This was His spiritual death. While being judged in our place, His humanity was separated from God the Father and God the Holy Spirit. It was His substitutionary spiritual death that was efficacious for our salvation.
We know that he was physically alive while being judged because He kept screaming, "My God (the Father), my God (the Holy Spirit), why hast thou forsaken me?" He was quoting Psalm 22:1 where the verb in the imperfect tense indicates that He shouted this over and over again. Christ was forsaken because " ...he(the Father)hath made him(Christ)to be sin for us, who knew no sin; that we might be made the righteousness of God in him"
When His spiritual death was complete, Jesus Christ shouted, "Tetelestai!" - the perfect tense meaning, "it is finished in the pasty with results that go on forever!"
Note that our Lord was still speaking after salvation was completed. Obviously He could not have spoken if He were physically dead! And certainly if He was still physically alive on the Cross after salvation was complete, His physical death could have nothing whatever to do with the payment for sin!
He died physically by His own volition- no one took His life! His work on the earth was finished, the Father's Plan called for Him to depart and He dismissed His own spirit.
source: The Blood of Christ by R.B.Thieme Pastor of Barachah church in Texas. Dallas Theological Seminary Summa Cum Laude. Nine years of Greek and five years of Hebrew. Now teaching isagogical,categorical and exegetical teaching of the Word of God.
Jesus is the perfect sacrifice prefigured in the Passover. There were four cups in the ritual. The third was the Todah (thanksgiving or Eucharista in Greek) offering of bread and wine. Jesus gave us His Body and His Blood as the passover lamb. In Jewish tradition, in the days of the Messiah, only the Todah offering would continue... and it does at every celebration of the Eucharist.

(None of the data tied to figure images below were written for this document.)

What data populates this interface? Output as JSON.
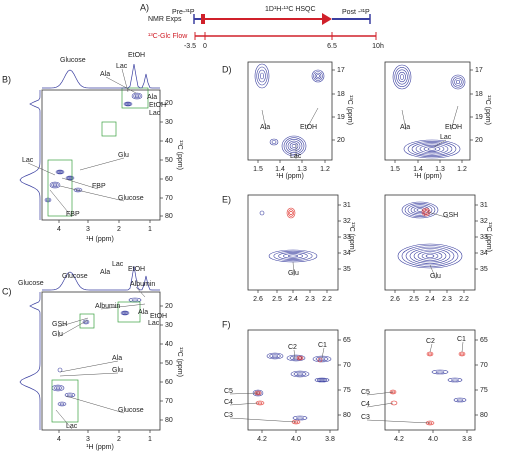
{
  "panel_a": {
    "label": "A)",
    "rows": [
      "NMR Exps",
      "¹³C-Glc Flow"
    ],
    "phases": [
      "Pre-³¹P",
      "1D¹H-¹³C HSQC",
      "Post -³¹P"
    ],
    "time_ticks": [
      "-3.5",
      "0",
      "6.5",
      "10h"
    ]
  },
  "panels": [
    {
      "label": "B)",
      "plots": [
        {
          "x_title": "¹H (ppm)",
          "y_title": "¹³C (ppm)",
          "x_ticks": [
            "4",
            "3",
            "2",
            "1"
          ],
          "y_ticks": [
            "20",
            "30",
            "40",
            "50",
            "60",
            "70",
            "80"
          ],
          "annotations": [
            "Glucose",
            "EtOH",
            "Lac",
            "Ala",
            "Ala",
            "EtOH",
            "Lac",
            "Glu",
            "Lac",
            "FBP",
            "Glucose",
            "FBP"
          ]
        }
      ]
    },
    {
      "label": "C)",
      "plots": [
        {
          "x_title": "¹H (ppm)",
          "y_title": "¹³C (ppm)",
          "x_ticks": [
            "4",
            "3",
            "2",
            "1"
          ],
          "y_ticks": [
            "20",
            "30",
            "40",
            "50",
            "60",
            "70",
            "80"
          ],
          "annotations": [
            "Glucose",
            "Glucose",
            "Lac",
            "Ala",
            "EtOH",
            "Albumin",
            "Albumin",
            "Ala",
            "EtOH",
            "Lac",
            "GSH",
            "Glu",
            "Ala",
            "Glu",
            "Glucose",
            "Lac"
          ]
        }
      ]
    },
    {
      "label": "D)",
      "plots": [
        {
          "x_title": "¹H (ppm)",
          "y_title": "¹³C (ppm)",
          "x_ticks": [
            "1.5",
            "1.4",
            "1.3",
            "1.2"
          ],
          "y_ticks": [
            "17",
            "18",
            "19",
            "20"
          ],
          "annotations": [
            "Ala",
            "EtOH",
            "Lac"
          ]
        },
        {
          "x_title": "¹H (ppm)",
          "y_title": "¹³C (ppm)",
          "x_ticks": [
            "1.5",
            "1.4",
            "1.3",
            "1.2"
          ],
          "y_ticks": [
            "17",
            "18",
            "19",
            "20"
          ],
          "annotations": [
            "Ala",
            "EtOH",
            "Lac"
          ]
        }
      ]
    },
    {
      "label": "E)",
      "plots": [
        {
          "y_title": "¹³C (ppm)",
          "x_ticks": [
            "2.6",
            "2.5",
            "2.4",
            "2.3",
            "2.2"
          ],
          "y_ticks": [
            "31",
            "32",
            "33",
            "34",
            "35"
          ],
          "annotations": [
            "Glu"
          ]
        },
        {
          "y_title": "¹³C (ppm)",
          "x_ticks": [
            "2.6",
            "2.5",
            "2.4",
            "2.3",
            "2.2"
          ],
          "y_ticks": [
            "31",
            "32",
            "33",
            "34",
            "35"
          ],
          "annotations": [
            "GSH",
            "Glu"
          ]
        }
      ]
    },
    {
      "label": "F)",
      "plots": [
        {
          "x_ticks": [
            "4.2",
            "4.0",
            "3.8"
          ],
          "y_ticks": [
            "65",
            "70",
            "75",
            "80"
          ],
          "annotations": [
            "C2",
            "C1",
            "C5",
            "C4",
            "C3"
          ]
        },
        {
          "x_ticks": [
            "4.2",
            "4.0",
            "3.8"
          ],
          "y_ticks": [
            "65",
            "70",
            "75",
            "80"
          ],
          "annotations": [
            "C2",
            "C1",
            "C5",
            "C4",
            "C3"
          ]
        }
      ]
    }
  ]
}
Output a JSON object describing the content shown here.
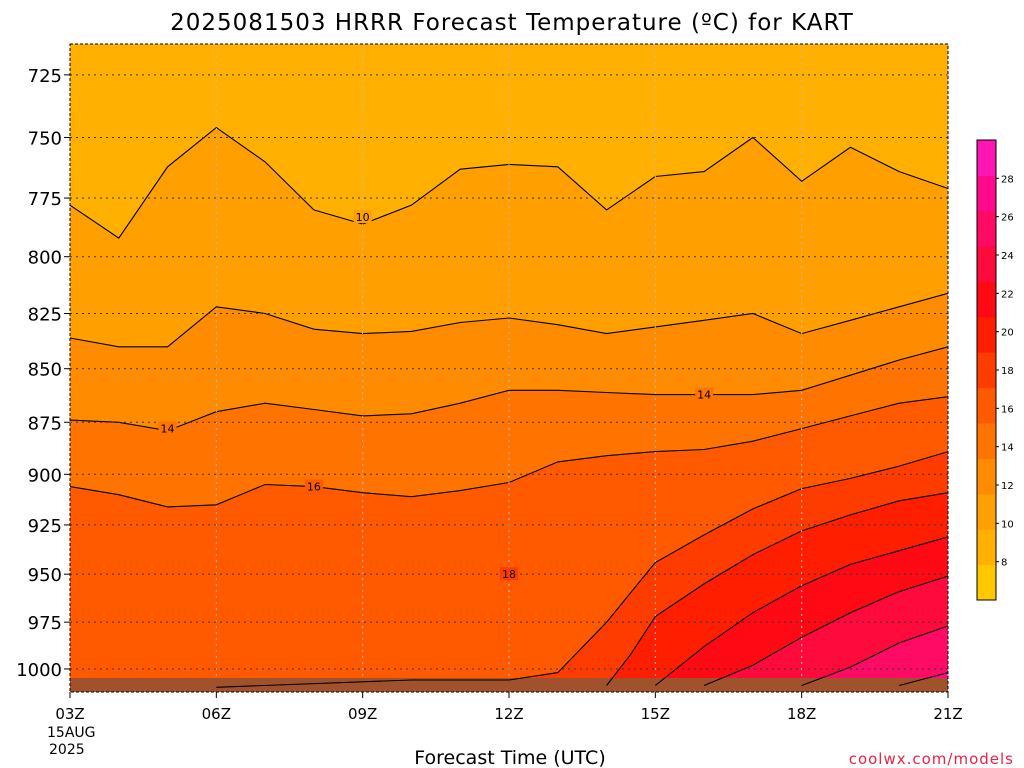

The fourth cup is the cup of consummation. Jesus, acting as priest and sacrifice on the cross completed the passover sacrifice with the drinking from the sponge. He then said, "It is finished." and gave up His Spirit in death.
John 19:30 Therefore when Jesus had received the sour wine, He said, " It is finished!" And He bowed His head and gave up His Spirit.
It is no more complicated than what is written in the text of Scripture. Your theologian went through some amazing theological gymnastics to avoid the 2,000 year old Catholic understanding... because obviously anything the Catholics believe must be wrong...
Maybe Jesus spoke those words (repeatedly? Where does the Bible say that?) because He had emptied Himself of His Divinity to experinence in His human nature the consequence of sin.